As relações entre a Ucrânia e a Rússia entraram em colapso após a anexação da Crimeia por Moscou em 2014 e a eclosão da guerra entre as forças de Kiev e separatistas apoiados pela Rússia no leste da Ucrânia no mesmo ano.

Os Estados Unidos disseram nesta quinta-feira que a Rússia pode estar tentando criar um pretexto para lançar um novo ataque militar à Ucrânia, comparando a situação com as circunstâncias de 2014.

A Rússia alertou sobre possíveis “consequências catastróficas” se não houver acordo sobre o que o Kremlin chamou de linhas vermelhas de segurança, mas disse que Moscou não desistiu da diplomacia e até acelerou.

Os comentários russos refletem um padrão de Moscou dizendo que quer buscar a diplomacia, mas rejeitando pedidos para reverter seu acúmulo de tropas perto da Ucrânia e alertando sobre consequências não especificadas para a segurança ocidental se suas exigências não forem atendidas.

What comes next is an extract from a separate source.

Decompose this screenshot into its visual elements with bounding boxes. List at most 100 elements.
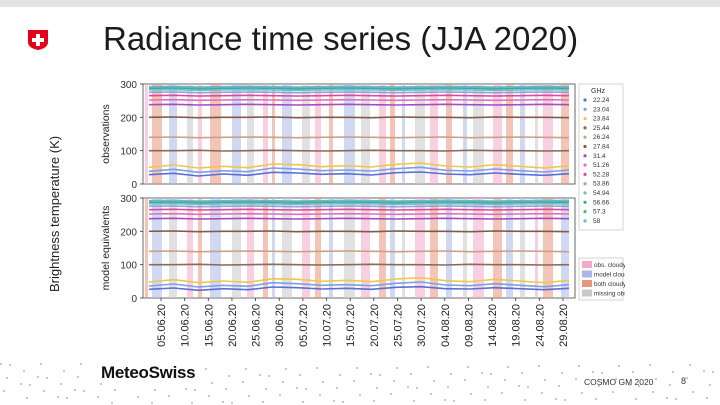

A Ucrânia sofreu uma série de ataques cibernéticos desde 2014, que derrubaram fontes de energia, congelaram caixas de supermercados e forçaram as autoridades a sustentar a moeda hryvnia depois que os sistemas de TI dos bancos falharam.

A Ucrânia acredita que os ataques são parte do que chama de “guerra híbrida” da Rússia contra a Ucrânia e seus aliados.

Em 2017, um vírus chamado NotPetya por alguns especialistas, atingiu a Ucrânia e se espalhou pelo mundo, paralisando milhares de máquinas ao se espalhar para dezenas de países.

O Kremlin negou qualquer envolvimento, rejeitando “acusações gerais infundadas”.